Salah satunya dapat disaksikan di Gedung Pringgodani, kompleks THR Surabaya. Minimal setiap pekan sekali berbagai kelompok kesenian tradisional, seperti Ludruk dan Ketoprak, unjuk karya di gedung ini, dengan menarik tiket masuk sedikitnya Rp10 ribu perorang.
"Woro-woro" melalui spanduk atau "banner" dari berbagai kelompok ludruk atau ketoprak yang akan mengisi pertunjukan selama sebulan penuh sepanjang bulan April mendatang tampak sudah tertancap di depan Gedung Pringgodani.
Seniman ludruk Sugeng Rogo, saat dikonfirmasi di Surabaya, Minggu (31/3) malam, mengatakan Gedung Pringgodani di kompleks THR Surabaya itu sejak sekitar tahun 2010 telah digratiskan oleh Pemerintah Kota (Pemkot) Surabaya agar seniman tradisional tidak kehilangan panggung pertunjukan.
"Selain mendapat keleluasaan menggunakan Gedung Pringgodani, seniman tradisional seperti kami juga difasilitasi perangkat gamelan dan segenap pemain karawitannya yang telah ditanggung sepenuhnya oleh Pemkot Surabaya," ujarnya.
Rogo tidak menyianyiakan fasilitas yang telah diberikan Pemkot Surabaya. Setiap hari Selasa dan Kamis, dia bersama teman-teman seniman ludruk lainnya, di Gedung Pringgodani ini, mengupayakan regenerasi dengan memberikan pelatihan secara gratis kepada anak-anak sekolah mulai dari tingkat Taman Kanak-kanak (TK) hingga remaja.

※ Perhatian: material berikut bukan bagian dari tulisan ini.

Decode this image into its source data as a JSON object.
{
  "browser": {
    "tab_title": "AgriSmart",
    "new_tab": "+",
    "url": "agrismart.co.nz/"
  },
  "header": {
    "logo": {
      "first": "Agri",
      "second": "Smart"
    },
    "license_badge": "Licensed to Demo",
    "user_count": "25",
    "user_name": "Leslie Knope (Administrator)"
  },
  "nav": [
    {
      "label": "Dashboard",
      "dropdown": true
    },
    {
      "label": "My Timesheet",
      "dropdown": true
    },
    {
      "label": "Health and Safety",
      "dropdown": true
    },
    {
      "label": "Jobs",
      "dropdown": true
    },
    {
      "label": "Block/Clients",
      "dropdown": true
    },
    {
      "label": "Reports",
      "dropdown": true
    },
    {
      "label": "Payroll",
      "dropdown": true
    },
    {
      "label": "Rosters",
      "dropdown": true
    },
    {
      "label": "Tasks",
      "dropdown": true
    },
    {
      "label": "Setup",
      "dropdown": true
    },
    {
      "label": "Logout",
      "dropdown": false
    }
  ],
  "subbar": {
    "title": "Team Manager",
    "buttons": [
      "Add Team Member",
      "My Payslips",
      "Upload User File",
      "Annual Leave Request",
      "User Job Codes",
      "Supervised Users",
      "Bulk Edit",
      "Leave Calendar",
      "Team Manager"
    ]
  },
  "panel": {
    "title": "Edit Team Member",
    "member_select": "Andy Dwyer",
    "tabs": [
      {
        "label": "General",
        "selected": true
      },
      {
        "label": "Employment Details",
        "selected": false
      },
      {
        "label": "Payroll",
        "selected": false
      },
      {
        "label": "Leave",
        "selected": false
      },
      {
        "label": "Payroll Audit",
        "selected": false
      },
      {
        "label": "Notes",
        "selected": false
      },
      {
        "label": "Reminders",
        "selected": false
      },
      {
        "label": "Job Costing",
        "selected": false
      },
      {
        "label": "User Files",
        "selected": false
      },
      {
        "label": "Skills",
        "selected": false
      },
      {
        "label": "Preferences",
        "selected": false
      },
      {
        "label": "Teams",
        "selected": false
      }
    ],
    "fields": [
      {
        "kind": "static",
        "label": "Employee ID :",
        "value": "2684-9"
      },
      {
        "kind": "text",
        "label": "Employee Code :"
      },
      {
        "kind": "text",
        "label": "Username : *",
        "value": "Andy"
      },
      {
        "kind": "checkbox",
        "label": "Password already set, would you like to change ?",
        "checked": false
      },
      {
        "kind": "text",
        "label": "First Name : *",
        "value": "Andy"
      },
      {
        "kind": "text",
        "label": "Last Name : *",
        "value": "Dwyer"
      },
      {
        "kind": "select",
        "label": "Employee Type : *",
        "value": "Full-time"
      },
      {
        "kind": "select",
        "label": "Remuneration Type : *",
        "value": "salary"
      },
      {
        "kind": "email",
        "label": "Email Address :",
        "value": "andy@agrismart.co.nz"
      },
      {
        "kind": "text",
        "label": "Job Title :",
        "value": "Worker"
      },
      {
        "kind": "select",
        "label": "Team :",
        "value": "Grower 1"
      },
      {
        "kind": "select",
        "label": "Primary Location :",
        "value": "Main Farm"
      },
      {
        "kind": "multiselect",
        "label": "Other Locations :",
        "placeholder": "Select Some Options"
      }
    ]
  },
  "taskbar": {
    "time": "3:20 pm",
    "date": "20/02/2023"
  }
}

"Kami bimbing anak-anak berlatih Ludruk tanpa memungut biaya," ucapnya.
Rogo yang memiliki kelompok Ludruk "Putra Taman Hirra" kemudian mementaskan anak-anak didiknya rutin setiap bulan sekali di Gedung Pringgodani itu.
Tadi malam, misalnya, Kelompok Ludruk Putra Taman Hirra mementaskan lakon "Sawunggaling Arek Suroboyo".
Dalam pementasan itu, Ronggo juga mengajak anggota Dewan Perwakilan Rakyat Republik Indonesia (DPR RI) Bambang Harjo Soekartono untuk ikut tampil memerankan tokoh Adipati Surabaya Jayengrono, ayah kandung Sawunggaling.
Termarginalkan
Bambang Harjo tampak mengelus dada usai terlibat langsung dalam pementasan bersama seniman ludruk. Dia merasa tempat pertunjukan Pringgodani yang difasilitasi Pemkot Surabaya bagi seniman ludruk lebih menyerupai gedung mangkrak yang telah lama tak terawat.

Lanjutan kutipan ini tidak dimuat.